It was Sherlock Holmes who, in my early teens, inspired me to be a consultant, and who has – in a surprising number of ways – remained my most powerful consulting role-model. I don’t mean Basil Rathbone, or Jeremy Brett or Robert Downey Jnr, or even Benedict Cumberbatch. It is Conan-Doyle’s original creation that opened my eyes to the world of client relationships, fees, expenses – and above all ways of thinking about problems. I have failed to solve any murders – and don’t play the violin or inject cocaine – but in most other ways Holmes continues to inspire me. Here’s why.
Holmes avoids jumping to conclusions, eschews bias, and knows how to prioritise and focus in a complex situation
Sherlock Holmes does more than merely solve crimes. He provides an entire way of thinking, and ideal model for how we can think better than we usually do. His explanations, methodology, and approach to thinking, all predict the psychology and neuroscience that today are received wisdom. The Holmes method is: clarify the objective, evidenced-based observation and insight; understand and frame the problem; hypothesise (or imagine); test and decide; and repeat. He is deliberately sceptical and inquisitive towards the world. Nothing is taken at face value.
Holmes avoids jumping to conclusions, eschews bias, and knows how to prioritise and focus in a complex situation. He even knows when to let go, stop worrying and clear the mind by going for a walk, or by picking up his Stradivarius.

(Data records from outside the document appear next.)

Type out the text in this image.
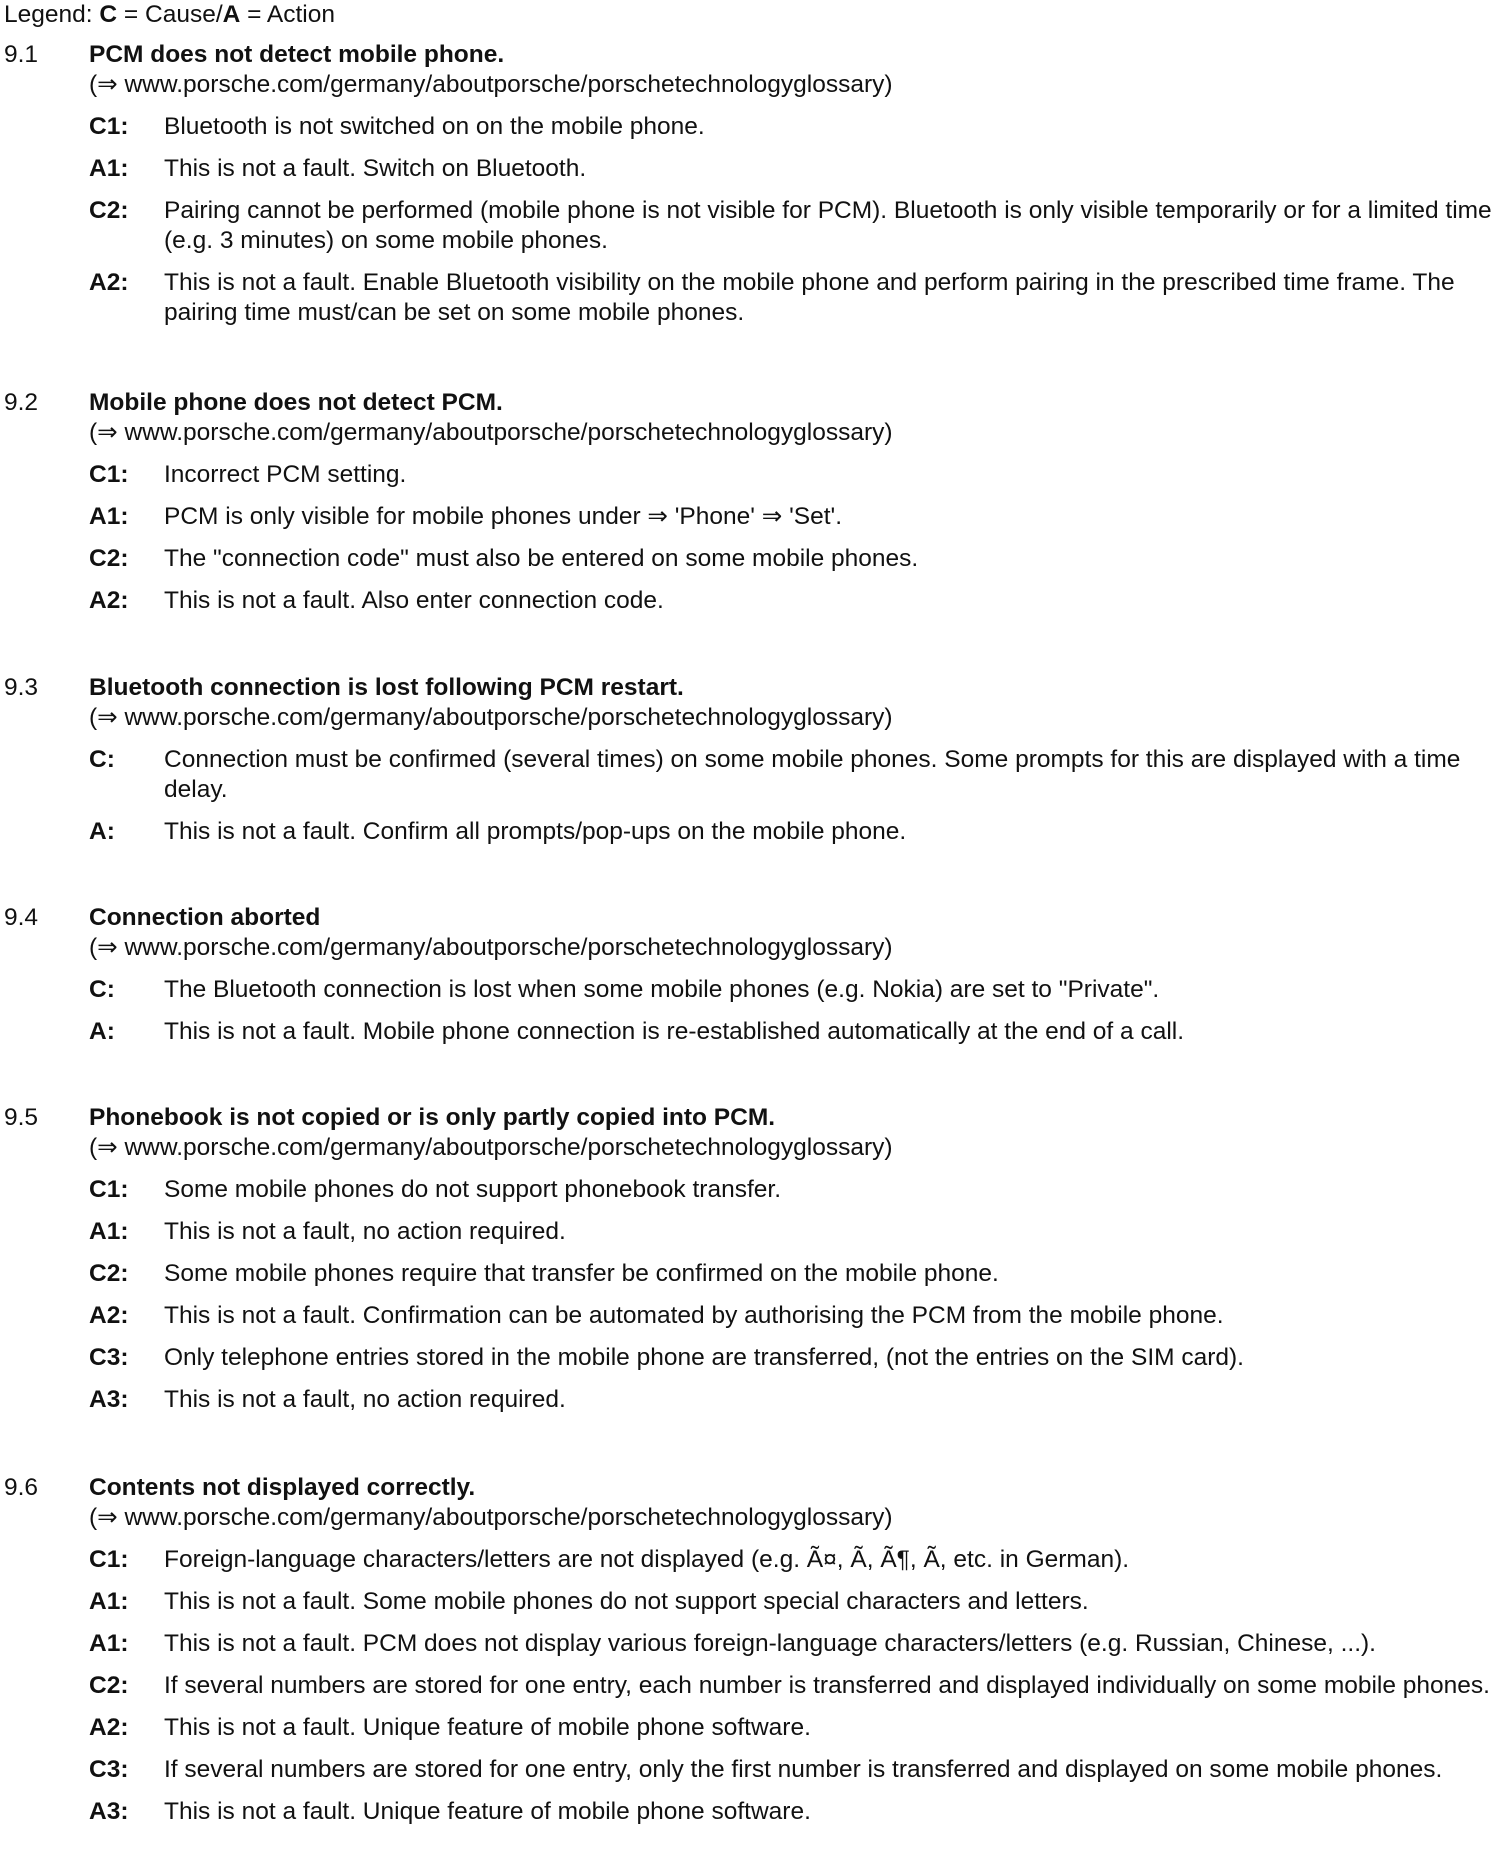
Legend: C = Cause/A = Action
9.1 PCM does not detect mobile phone.
(⇒ www.porsche.com/germany/aboutporsche/porschetechnologyglossary)
C1:	Bluetooth is not switched on on the mobile phone.
A1:	This is not a fault. Switch on Bluetooth.
C2:	Pairing cannot be performed (mobile phone is not visible for PCM). Bluetooth is only visible temporarily or for a limited time (e.g. 3 minutes) on some mobile phones.
A2:	This is not a fault. Enable Bluetooth visibility on the mobile phone and perform pairing in the prescribed time frame. The pairing time must/can be set on some mobile phones.
9.2 Mobile phone does not detect PCM.
(⇒ www.porsche.com/germany/aboutporsche/porschetechnologyglossary)
C1:	Incorrect PCM setting.
A1:	PCM is only visible for mobile phones under ⇒ 'Phone' ⇒ 'Set'.
C2:	The "connection code" must also be entered on some mobile phones.
A2:	This is not a fault. Also enter connection code.
9.3 Bluetooth connection is lost following PCM restart.
(⇒ www.porsche.com/germany/aboutporsche/porschetechnologyglossary)
C:	Connection must be confirmed (several times) on some mobile phones. Some prompts for this are displayed with a time delay.
A:	This is not a fault. Confirm all prompts/pop-ups on the mobile phone.
9.4 Connection aborted
(⇒ www.porsche.com/germany/aboutporsche/porschetechnologyglossary)
C:	The Bluetooth connection is lost when some mobile phones (e.g. Nokia) are set to "Private".
A:	This is not a fault. Mobile phone connection is re-established automatically at the end of a call.
9.5 Phonebook is not copied or is only partly copied into PCM.
(⇒ www.porsche.com/germany/aboutporsche/porschetechnologyglossary)
C1:	Some mobile phones do not support phonebook transfer.
A1:	This is not a fault, no action required.
C2:	Some mobile phones require that transfer be confirmed on the mobile phone.
A2:	This is not a fault. Confirmation can be automated by authorising the PCM from the mobile phone.
C3:	Only telephone entries stored in the mobile phone are transferred, (not the entries on the SIM card).
A3:	This is not a fault, no action required.
9.6 Contents not displayed correctly.
(⇒ www.porsche.com/germany/aboutporsche/porschetechnologyglossary)
C1:	Foreign-language characters/letters are not displayed (e.g. Ã¤, Ã, Ã¶, Ã, etc. in German).
A1:	This is not a fault. Some mobile phones do not support special characters and letters.
A1:	This is not a fault. PCM does not display various foreign-language characters/letters (e.g. Russian, Chinese, ...).
C2:	If several numbers are stored for one entry, each number is transferred and displayed individually on some mobile phones.
A2:	This is not a fault. Unique feature of mobile phone software.
C3:	If several numbers are stored for one entry, only the first number is transferred and displayed on some mobile phones.
A3:	This is not a fault. Unique feature of mobile phone software.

His approach to clients and fees is transparent and simple. He works for free when there is an important project with someone with no money yet who is worthy – and charges much more for a difficult client with plenty of money.
Holmes has no automatic respect for hierarchy, status or protocol. He turns down a knighthood because it means nothing to him. He refuses to work on a brief from the Prime Minister unless it is on his own terms, and has no compunction in exposing the problems of several royal families. He doesn’t do all this innocently or aggressively – he is simply much more interested in sticking to his own standards and doing what is right, regardless.
He is of course a famous innovator. His scientific approach to crime scenes – he invented pretty well all the rules in what was to become CSI – was not simply the work of an other-worldly boffin. Holmes was very aware of how the world was changing. He knew what his few competitors were up to and he had a restless pursuit of progress, very much driven by the thought that ‘there must be a better way’.
Finally, there is his very interesting relationship with Watson. Recent research now shows that teams make better decisions than individuals – even better with people who have diverse skills, attitudes and backgrounds. Holmes understood this well and regularly explains to Watson why he is such a useful partner – precisely because he is so different.
Now, over 40 years on from first discovering Holmes, I start thinking about the fact he quit while he was at his peak, and retired to keep bees in a quiet coastal village. Sounds right to me.